Friday, September 04, 2009

Would God Back Universal Healthcare?

I don't know, I can't know, but I think so...

I was never a big fan of mixing faith and politics (despite those topics being my two undergraduate majors).  As I've started digging deeper into my faith since my mom's passing though, I've realized that my faith completely informs my sense of morality.  I think one's morality is (or should be) at the center of one's political convictions.  Thus, at least for me, it's impossible for my faith not to inform my politics.  

We should never assume to know God's will.  I've spent nearly all of my politically-conscious life under an administration that in my view completely did so, and it obviously didn't work out that great.  That said, a central part of our struggle as people of faith is to try and discern what God's will might be.  Coming from a Christian perspective, I don't think Jesus was a politician... he wouldn't vote Democrat or Republican.  I certainly don't think Jesus was a policy wonk either... he wouldn't be for or against an American Plan, a single-payer plan, or a completely market driven plan.  I do however see Jesus as an inspiring community organizer, and I think he would call strongly for universal health-care as a moral obligation:

 34"Then the King will say to those on his right, 'Come, you who are blessed by my Father; take your inheritance, the kingdom prepared for you since the creation of the world. 35For I was hungry and you gave me something to eat, I was thirsty and you gave me something to drink, I was a stranger and you invited me in, 36I needed clothes and you clothed me, I was sick and you looked after me, I was in prison and you came to visit me.'
 37"Then the righteous will answer him, 'Lord, when did we see you hungry and feed you, or thirsty and give you something to drink? 38When did we see you a stranger and invite you in, or needing clothes and clothe you? 39When did we see you sick or in prison and go to visit you?'
 40"The King will reply, 'I tell you the truth, whatever you did for one of the least of these brothers of mine, you did for me.' (Matt 25: 34 - 40, NIV) 

God's call is for all of us to help the least of us... it's that simple.  As people of faith, it's our moral obligation to help society figure out how to get there.  I don't think we're called to support any particular side of the debate, but we are called to support the need for a respectful debate.  Click here for a great post from Pastor John Hopkins on that point. 
Oliver Thomas, in an editorial for USA Today, makes a much more eloquent argument for universal health-care than I can.  Rev.
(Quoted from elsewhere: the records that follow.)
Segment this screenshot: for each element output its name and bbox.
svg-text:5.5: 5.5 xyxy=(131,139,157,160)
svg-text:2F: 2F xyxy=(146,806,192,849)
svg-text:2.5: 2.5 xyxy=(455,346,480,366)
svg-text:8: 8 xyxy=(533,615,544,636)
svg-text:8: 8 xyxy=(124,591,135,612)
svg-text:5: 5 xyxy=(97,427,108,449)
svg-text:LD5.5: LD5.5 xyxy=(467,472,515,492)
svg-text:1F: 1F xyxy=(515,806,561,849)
Peter Morales, President of the Unitarian Universalist Association has some good thoughts on this as well:

As a Lutheran, I was really interested to learn that the ELCA way back in 2003 took a stance on the issue.  They created a social statement called Caring for Health: Our Shared Endeavor.  Finally, here's the best (as in most non-partisan) online petition I could find about the issue, which the ELCA is a signatory of:

In the end, as our nation debates how to provide quality health-care for all, realize that most parties really are trying to do what's right.  Get educated, stay respectful, contribute to the discussion, and encourage others to do the same... it's what we're called to do.  Let's get this done.